Article de Olivier Schneid, publié dans La Gazette des Communes et consultable en ligne ici.

Comment décryptez-vous le départ de Nicolas Hulot du gouvernement ?

Les dernières discussions que j’ai eues avec le ministre et son équipe, au début de l’été, portaient sur le financement de la transition écologique. Il voulait, comme nous, les collectivités, qu’une part de la recette de la contribution climat énergie (CCE) soit affectée aux territoires et à la solidarité. C’était un point clé de sa feuille de route, l’une de ses priorités. Le gouvernement ayant du mal à boucler son budget, j’ai tendance à penser qu’il était conscient d’avoir perdu cet arbitrage. Et que cela a été, avec le nucléaire, un élément de sa décision finale.

Vous n’aviez, vous-même, plus d’espoir d’obtenir satisfaction sur le fléchage d’une partie de cette CCE vers les territoires ?

Les associations de collectivités (AMF, France Urbaine, Régions de France, ADCF...), des réseaux spécialisés et des ONG ont, en juillet, réitéré au gouvernement leur demande que cette fiscalité écologique alimente une dotation climat destinée aux territoires engagés dans un plan climat-air-énergie territorial (PCAET) et un schéma régional. Depuis, on n’a pas avancé. On n’a même pas obtenu la constitution d’un groupe de travail sur le sujet. Et on n’a même plus de ministre... Le problème de ce gouvernement est son refus d’accompagner financièrement les territoires, alors que c’est à ce niveau-là que se jouera la transition énergétique.

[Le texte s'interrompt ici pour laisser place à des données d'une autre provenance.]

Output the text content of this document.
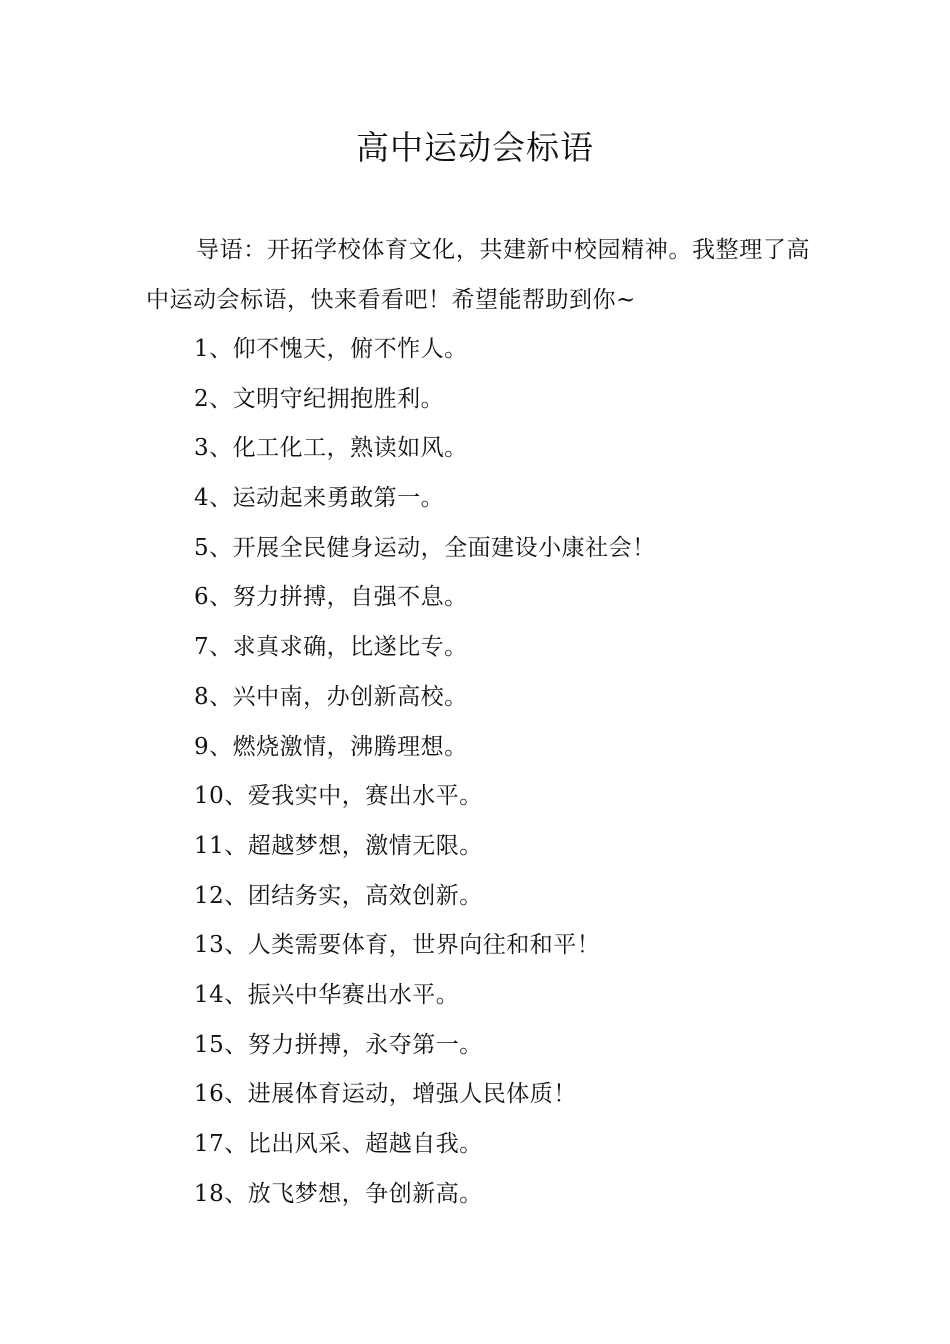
高中运动会标语

导语：开拓学校体育文化，共建新中校园精神。我整理了高中运动会标语，快来看看吧！希望能帮助到你~

1、仰不愧天，俯不怍人。
2、文明守纪拥抱胜利。
3、化工化工，熟读如风。
4、运动起来勇敢第一。
5、开展全民健身运动，全面建设小康社会！
6、努力拼搏，自强不息。
7、求真求确，比遂比专。
8、兴中南，办创新高校。
9、燃烧激情，沸腾理想。
10、爱我实中，赛出水平。
11、超越梦想，激情无限。
12、团结务实，高效创新。
13、人类需要体育，世界向往和和平！
14、振兴中华赛出水平。
15、努力拼搏，永夺第一。
16、进展体育运动，增强人民体质！
17、比出风采、超越自我。
18、放飞梦想，争创新高。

Il s’en défend, en vantant, par exemple, le dispositif des contrats de transition écologique (CTE) mis en place cette année...

Seuls huit territoires sont, à ce jour, concernés, et les contours sont flous. Alors qu’il faudrait un cadre applicable à l’ensemble du pays, un dispositif unique proposé à un millier de territoires, mettant en cohérence l’ensemble des politiques publiques. Le CTE est un dispositif intéressant pour des zones soumises à des mutations lourdes, comme Fessenheim (Haut-Rhin), Cordemais (Loire-Atlantique) ou Gardanne (Bouches-du-Rhône).

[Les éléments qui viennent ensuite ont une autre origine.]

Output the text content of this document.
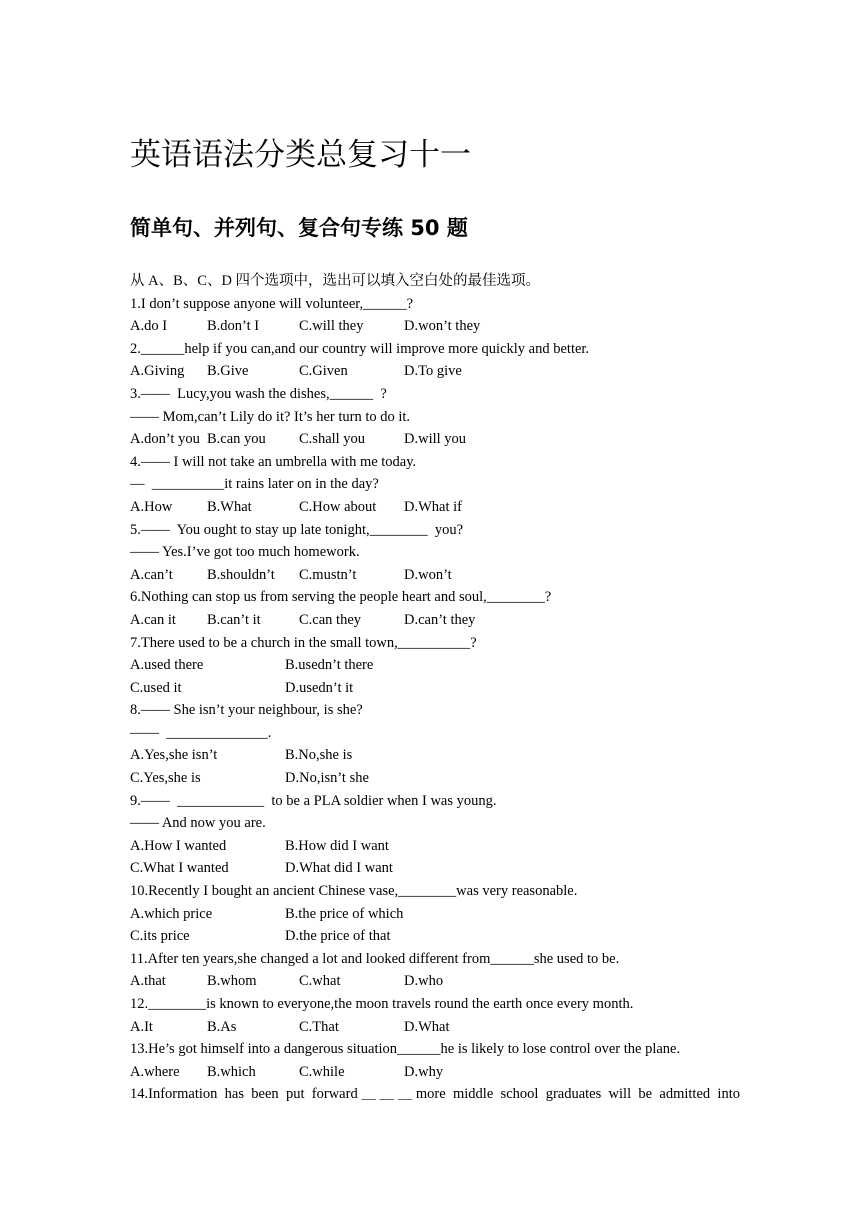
英语语法分类总复习十一
简单句、并列句、复合句专练 50 题
从 A、B、C、D 四个选项中，选出可以填入空白处的最佳选项。
1.I don’t suppose anyone will volunteer,______?
A.do I	B.don’t I	C.will they	D.won’t they
2.______help if you can,and our country will improve more quickly and better.
A.Giving B.Give	C.Given	D.To give
3.——  Lucy,you wash the dishes,______  ?
—— Mom,can’t Lily do it? It’s her turn to do it.
A.don’t you B.can you C.shall you	D.will you
4.—— I will not take an umbrella with me today.
—  __________it rains later on in the day?
A.How B.What	C.How about D.What if
5.——  You ought to stay up late tonight,________  you?
—— Yes.I’ve got too much homework.
A.can’t B.shouldn’t C.mustn’t	D.won’t
6.Nothing can stop us from serving the people heart and soul,________?
A.can it B.can’t it	C.can they	D.can’t they
7.There used to be a church in the small town,__________?
A.used there	B.usedn’t there
C.used it	D.usedn’t it
8.—— She isn’t your neighbour, is she?
——  ______________.
A.Yes,she isn’t	B.No,she is
C.Yes,she is	D.No,isn’t she
9.——  ____________  to be a PLA soldier when I was young.
—— And now you are.
A.How I wanted	B.How did I want
C.What I wanted	D.What did I want
10.Recently I bought an ancient Chinese vase,________was very reasonable.
A.which price	B.the price of which
C.its price	D.the price of that
11.After ten years,she changed a lot and looked different from______she used to be.
A.that	B.whom	C.what	D.who
12.________is known to everyone,the moon travels round the earth once every month.
A.It	B.As	C.That	D.What
13.He’s got himself into a dangerous situation______he is likely to lose control over the plane.
A.where B.which	C.while	D.why
14.Information has been put forward＿＿＿more middle school graduates will be admitted into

Mais il n’est pas une avancée. La suite logique des territoires à énergie positive pour la croissance verte instaurés par le précédent exécutif, qui n’étaient déjà pas à la hauteur de l’enjeu climatique, c’était l’accompagnement généralisé des PCAET. Car, quand de grandes agglomérations comme Paris, Nantes ou Grenoble possèdent l’ingénierie pour les mettre en œuvre, nombre de petites intercommunalités n’y arrivent pas. Elles ont alors besoin d’un soutien financier fort de l’Etat.

Interrogé par « La Gazette » en janvier sur la demande des collectivités de bénéficier d’une part de la CCE, le secrétaire d’Etat à l’Ecologie, Sébastien Lecornu, avait lâché cette phrase : « Le climat ne doit pas être simplement un prétexte pour essayer d’augmenter sa dotation globale de fonctionnement [DGF]. » Comment l’interprétez-vous ?

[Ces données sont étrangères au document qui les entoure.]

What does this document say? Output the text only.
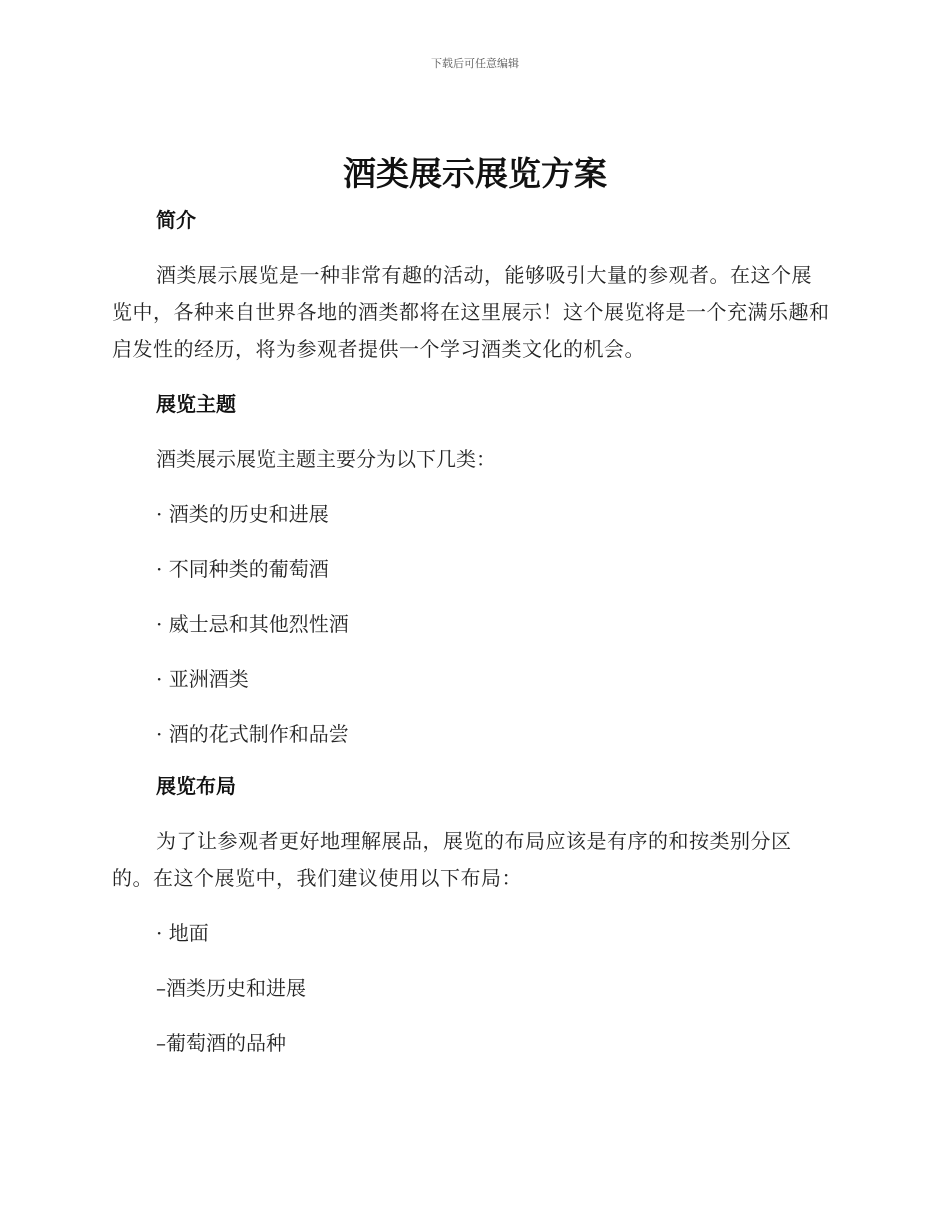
下载后可任意编辑
酒类展示展览方案
简介

酒类展示展览是一种非常有趣的活动，能够吸引大量的参观者。在这个展览中，各种来自世界各地的酒类都将在这里展示！这个展览将是一个充满乐趣和启发性的经历，将为参观者提供一个学习酒类文化的机会。

展览主题

酒类展示展览主题主要分为以下几类：

· 酒类的历史和进展

· 不同种类的葡萄酒

· 威士忌和其他烈性酒

· 亚洲酒类

· 酒的花式制作和品尝

展览布局

为了让参观者更好地理解展品，展览的布局应该是有序的和按类别分区的。在这个展览中，我们建议使用以下布局：

· 地面

–酒类历史和进展

–葡萄酒的品种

Ce gouvernement réduit les dotations aux collectivités. Le ministre est, dès lors, en service commandé pour ne pas ouvrir les cordons de la bourse face à des territoires qui lui demandent un accompagnement dans la transition énergétique et climatique. Nous proposons une contractualisation avec l’Etat, portant sur des objectifs précis et vérifiables, pas de l’argent mis au pot de manière aveugle. Nous soupçonner de vouloir augmenter notre DGF sans contrôle grâce au produit de la CCE serait de la mauvaise foi...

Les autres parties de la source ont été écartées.